The following week the brave PRs took the field without their fearless leader… and Tony… and managed to hang in there… down 13-12 at halftime (who’d a thunk a Steph/Freddie combo would yield better results than Chris Simmons?). I arrived just in time (after driving 462 miles and getting a speeding ticket) to jump-start the offense. Apparently Jackie had the game of her life in the first half… but I’m giving everyone a share of the game ball for that game. We won, 27-26, and made an impressive defensive stand late to preserve the win.
Halloween Parties update
As many of you know, Mere is having her annual Masquerade Madness party this Friday… 141 Pearl Street in Boston. I’ll be there… need a Beirut partner, tho. (Oh, and if there’s gonna be a Hooters girl there… it won’t be me. Still have the outfit… and the boobs… if anyone needs them.)

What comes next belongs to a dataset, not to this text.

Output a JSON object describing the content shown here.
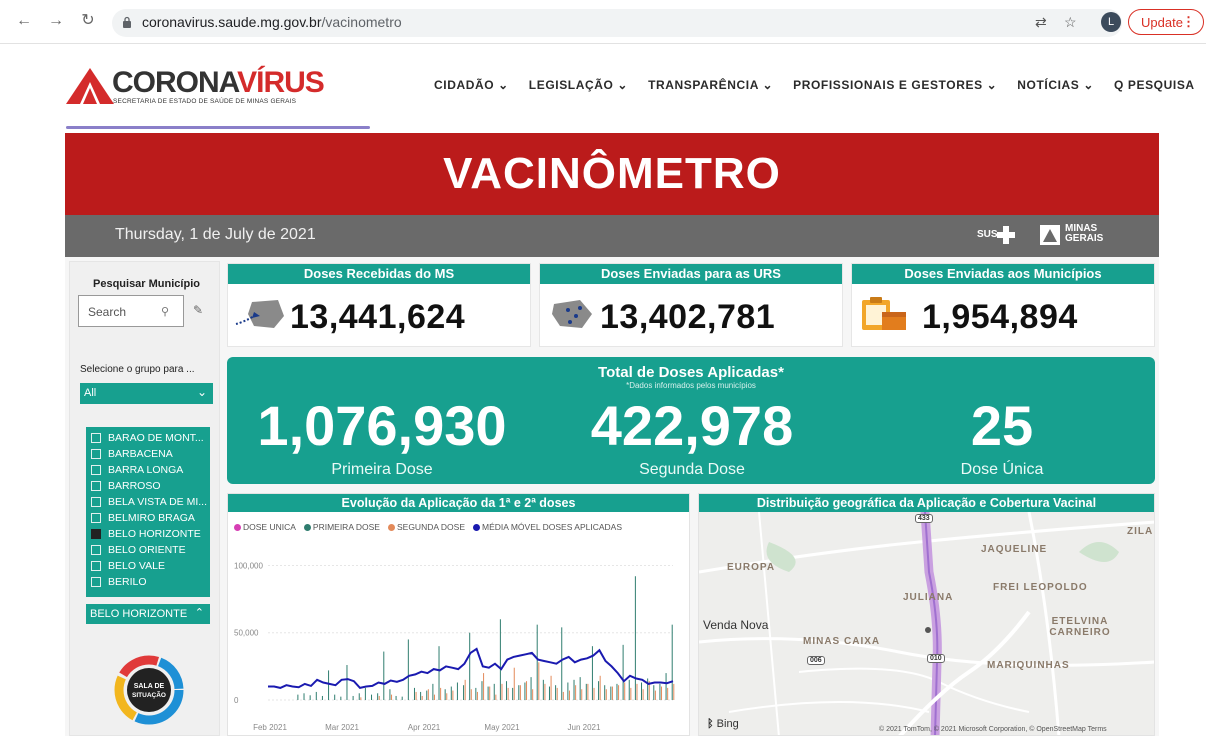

And the following night, Tony and Mindy are hosting their own spooky party… 16 Newcomb Rd in Stoneham. A party in the burbs? Yipes, that is scary!
Timeout for funny stuff
Just to remind you that I haven’t lost my sense of humor, even though the country is going to hell….
In journalism school, I was taught that “dog bites man” is not news… ah, but “man bites dog,” that’s news! What about “man pees on dog?”
Question: If the Bus Stop served a 15-pound burger, would Uncle Ron eat it? If not, this guy is ready.
More later… gotta get ready to drop Fig Newton. No homework this week!